Classics in the state of Tennessee continues to blossom. There is great activity at both college and secondary levels. The faculty at UT Knoxville have been very active, and we are most grateful for all of their work in hosting this year's meeting of CAMWS. Susan Martin resumed her position as Chair of the Department. She organized Latin Day in November, which drew 550 high-school students from around the state. The department continues to be productive in terms of scholarship, and the promotion of Classics in the state of Tennessee. Virtually all of the faculty are involved in some activity which promotes the study of Latin and Greek.

This includes everything from popular lectures to sitting on committees for the Tennessee Foreign Language Teachers Association. Chris Craig, President elect of CAMWS, was named as the first recipient of the Cunningham Outstanding Teacher award, and won the university wide award for advising as well. David Tandy has been named to coordinat the College Scholars Program in which select undergraduates write their own curriculum with a senior faculty member. The UT website, http://web.utk.edu/~tandy/classics, contains regularly updated information on the department.

From Vanderbilt comes the news that Robert Drews was named as NEH Distinguished Visiting Professor at the University of Richmond. He hosted a conference on Anatolia and the Indo-Hittite Languages. Professor Kathy Gaca has been named a Fellow in the Robert Penn Warren center for the Humanities. Chris Brunelle, who has gained fame for his abilities in spoken Latin, chaired the annual Bernstein competition in Latin recitation.

Classics at Austin Peay is also healthy. The summer of 1999 marked the first annual Austin Peay study abroad program to Greece. Professor Tim Winters took a group of students on the six week tour. APSU Classics continues to grow; the first three students to graduate with the new Classics minor will cross the stage this May, and one encouraging piece of news is that an Austin Peay student has been accepted to graduate school in Classics at Ohio State. Winters will be submitting the paper work to establish a major in Classics next year.

Professor Tony Lombardy at Belmont University is doing an interesting web-based outreach program for high schools which will culminate with Roman certamina, a Latin play performed by his students, and a Roman banquet on April 13. The web-based program gives students 3 questions a week. Those who answer all correctly are in a drawing for a $25 gift certificate. This is called AENIGMA HODIERNUM. Students may also sit in on real Belmont classes in Latin via computer and may listen to Latin read.
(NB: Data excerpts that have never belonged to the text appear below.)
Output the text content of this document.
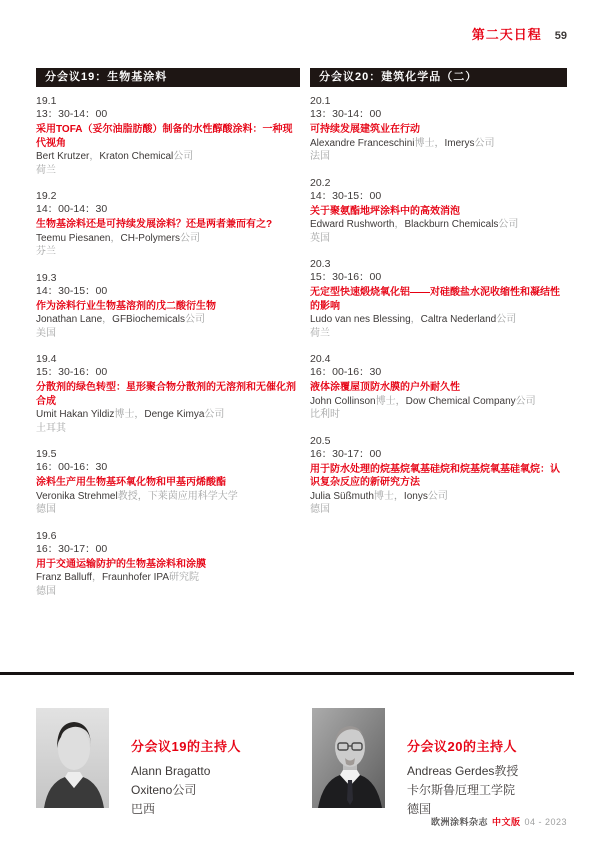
第二天日程 59
分会议19：生物基涂料
19.1
13：30-14：00
采用TOFA（妥尔油脂肪酸）制备的水性醇酸涂料：一种现代视角
Bert Krutzer，Kraton Chemical公司
荷兰
19.2
14：00-14：30
生物基涂料还是可持续发展涂料？还是两者兼而有之?
Teemu Piesanen，CH-Polymers公司
芬兰
19.3
14：30-15：00
作为涂料行业生物基溶剂的戊二酸衍生物
Jonathan Lane，GFBiochemicals公司
美国
19.4
15：30-16：00
分散剂的绿色转型：星形聚合物分散剂的无溶剂和无催化剂合成
Umit Hakan Yildiz博士，Denge Kimya公司
土耳其
19.5
16：00-16：30
涂料生产用生物基环氧化物和甲基丙烯酸酯
Veronika Strehmel教授，下莱茵应用科学大学
德国
19.6
16：30-17：00
用于交通运输防护的生物基涂料和涂膜
Franz Balluff，Fraunhofer IPA研究院
德国
分会议20：建筑化学品（二）
20.1
13：30-14：00
可持续发展建筑业在行动
Alexandre Franceschini博士，Imerys公司
法国
20.2
14：30-15：00
关于聚氨酯地坪涂料中的高效消泡
Edward Rushworth，Blackburn Chemicals公司
英国
20.3
15：30-16：00
无定型快速煅烧氧化铝——对硅酸盐水泥收缩性和凝结性的影响
Ludo van nes Blessing，Caltra Nederland公司
荷兰
20.4
16：00-16：30
液体涂覆屋顶防水膜的户外耐久性
John Collinson博士，Dow Chemical Company公司
比利时
20.5
16：30-17：00
用于防水处理的烷基烷氧基硅烷和烷基烷氧基硅氧烷：认识复杂反应的新研究方法
Julia Süßmuth博士，Ionys公司
德国
分会议19的主持人
Alann Bragatto
Oxiteno公司
巴西
分会议20的主持人
Andreas Gerdes教授
卡尔斯鲁厄理工学院
德国
欧洲涂料杂志 中文版 04 - 2023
The big news in the secondary schools is that Alice Sanford was named Tennessee Outstanding Teacher of the Humanities and this fall was named Tennessee Foreign Language Teacher of the Year. This is a wonderful award and she is certainly worthy of the recognition. We are all very proud of Alice, and are grateful too for the good publicity this gives Latin. Hume-Fogg High School hosted over 500 students at the Mid-State JCL Tournament. The host school took the 1st place trophy! White Station H.S. continues to be a hot bed of Classics activity: last summer Eric Foster participated in the The NEH seminar The Ancient and Modern Epic; JoAnn Haughton and Eric Foster continue their involvement with VROMA; Dawn LaFon was a reader for the AP Latin exam, and JoAnn Haughton took a group of students on a tour of Classical lands. In more general terms, Tennessee Junior Classical League now has approximately 3,400 students from 69 schools. This number is a good indication of the strength of Latin in Tennessee. The TJCL Convention will be hosted by Dobyns-Bennett in Kingsport in April.

Tennessee needs Latin teachers! Montgomery County lost a Latin teacher and program last year, and is still looking for a replacement. Webb is looking for someone immediately, and more jobs will be opening up. A retired Latin teacher came back to the profession this fall so that the program at Oakland H.S. in Murfreesboro (full Latin) might continue. It is heartwarming to see that the demand is there, but we need to fill the positions with good, solid teachers. This continues to be the major problem with Classics in Tennessee.